Ignoring SA’s Informal Sector To Your Detriment

“SA unemployment is at more like 10-12% if you take the informal sector into consideration,” said GG Alcock in his opening remarks at our exclusive event hosting Team Sweden’s tech delegation on Tuesday night.

Author, speaker, and businessman GG Alcock delivered an eye-opening speech to the 150-strong crowd. Beside the fact that he was brought up in a Zulu community with no running water, electricity, or modern conveniences, his continuing relationships with people who run businesses in the townships of SA affords incredible insight into the informal sector.

Alcock believes that the informal business sector is the next great frontier of Africa and it is currently undergoing an economic revolution, right under our noses. He writes at length about this in his latest book Kasinomic Revolution.

He spoke about simple side-of-the-road food stalls able to support kids through college, to full-blown township-style franchises selling kotas, mogodu, chicken dust and alcohol bringing in R90 billion a year.

Property owners in townships make extra income by renting any and every available space on their property – from a small ‘ama-room’ space to an ‘i-flat’ (a backyard rented dwelling), to a tiny stall rented for a couple of hundred Rand a month to sell their wares. Bakkie rental is also a burgeoning business; with stall and spaza shop owners renting bakkies and lorries for as little as R100 to transport goods destined for retail sales.

According to Alcock, spaza shops, spazarettes and cash&carries are a R150 billion a year industry. He showed us a picture of a Somali shop owner busy using 3 smartphones in hand;  testament to the real need for more dynamic tech solutions for this market.
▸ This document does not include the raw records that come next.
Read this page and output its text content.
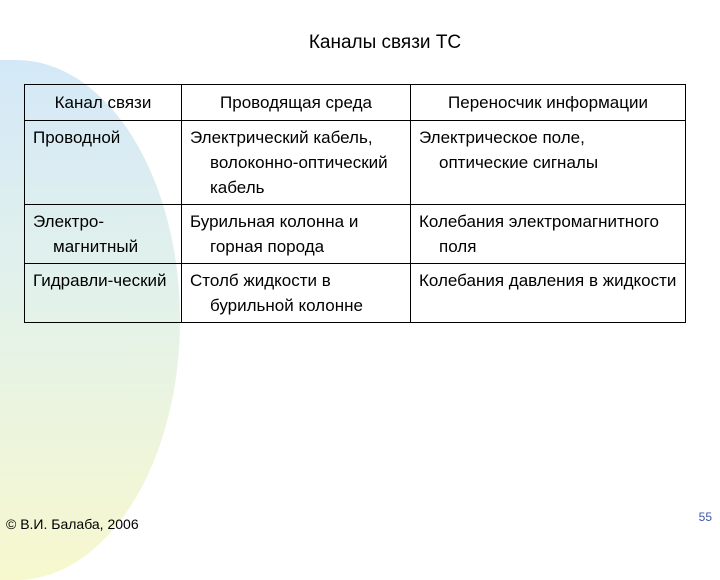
Каналы связи ТС
Канал связи	Проводящая среда	Переносчик информации
Проводной	Электрический кабель, волоконно-оптический кабель	Электрическое поле, оптические сигналы
Электро-магнитный	Бурильная колонна и горная порода	Колебания электромагнитного поля
Гидравли-ческий	Столб жидкости в бурильной колонне	Колебания давления в жидкости
© В.И. Балаба, 2006	55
Tech solutions are also needed to save people precious time standing in long queues for services, for logistics, for handling payments in a more secure way.

Xenophobia has always been a problem in SA however when you consider that R25 billion in rent is paid by foreigners to South Africans every year, it just makes one think that this is the kind of information the media should be reporting on, don’t you think?

It really begs the question: Why are we continuing to ignore the informal sector?